Lumber prices triple, causing thorn in side of builders and home renovators – UW GROUP

Lumber prices triple, causing thorn in side of builders and home renovators

Lumber is the latest pandemic product to fall victim to supply-chain disruptions, which have jacked the price up threefold and sidelined builders and contractors with lengthy wait times.

“I’ve been doing this long enough to have lived through a few other cycles of up and down and supply issues, and I have never seen anything in over 40 years of building that compares,”

Last Friday, lumber skyrocketed to a record high price of $1,048 per thousand board feet, compared to just $348 for the same amount a year ago, Dustin Jalbert, a senior economist specializing in wood products at Fastmarkets RISI, said. The average price for that same unit hovered around $380 over the last five years.

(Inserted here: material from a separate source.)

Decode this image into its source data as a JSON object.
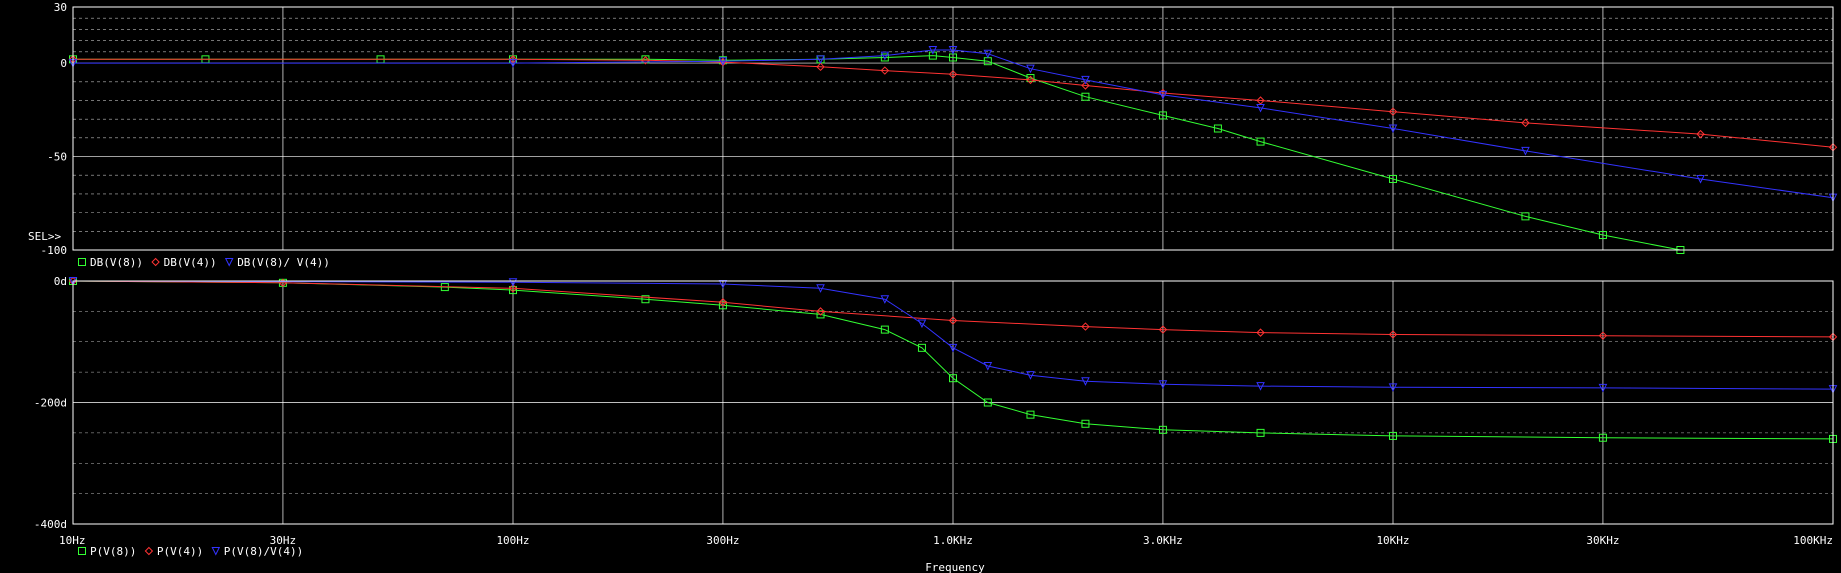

The simplest explanation for the price shock is the same supply-demand formula that’s created comparable shocks in everything from toilet paper to dairy to kitchen appliances throughout the pandemic — global manufacturers are facing unforeseen challenges that slow output while demand from consumers soar.

“The labor market’s just in complete chaos,” Jalbert said.

Many sawmills have been forced to halt production over the last year due to positive COVID-19 cases. Most of America’s softwood lumber, used mostly in construction and renovation, comes from mills in the U.S. South, the Pacific Northwest and Canada, Jalbert said.

And beyond issues in supply, producers never anticipated the meteoric rise in demand that would follow.

“A lot of mills curtailed fairly heavily early on in the pandemic, thinking demand would collapse, and that didn’t happen,” Jalbert said. “And now they’ve been trying to play catch up this whole time.”

House owners have been renovating and taking on DIY projects at furious speeds, while record low interest rates qualify more potential buyers to purchase new properties.

“It’s really a double-edged sword, because demand hasn’t been this high in a long time,” Troy said.

While the lumber shock is a thorn in the side of contractors and builders, it’s ultimately the buyer who will likely absorb the additional costs, Troy said.

For Sean Cromarty, a realtor and home-flipper in Monmouth County, the record lumber prices and long lead times make it harder for him to justify investing in various properties, especially those in need of fixing up.

As contractors extend delivery estimates, Cromarty said the entire renovation process drags with it, sending money down the drain.

“Depending on a property, that can be thousands of dollars every day that that supply-chain issue costs you,” he said.

So when can DIY’ers and contractors expect the price shock to correct? Experts say not to get your hopes up anytime soon.

It will likely take at least a year for mills to reach full capacity again and for prices to return to normal pre-pandemic levels, though it’s hard to predict considering supply-chain constraints have persisted into 2021, Jalbert said.

“It’s going to make it really hard for prices to correct in the near term,” Jalbert said. “In three to six months, you might see some softening, but we’re not going to return back to $300 for a thousand board feet by the summer.”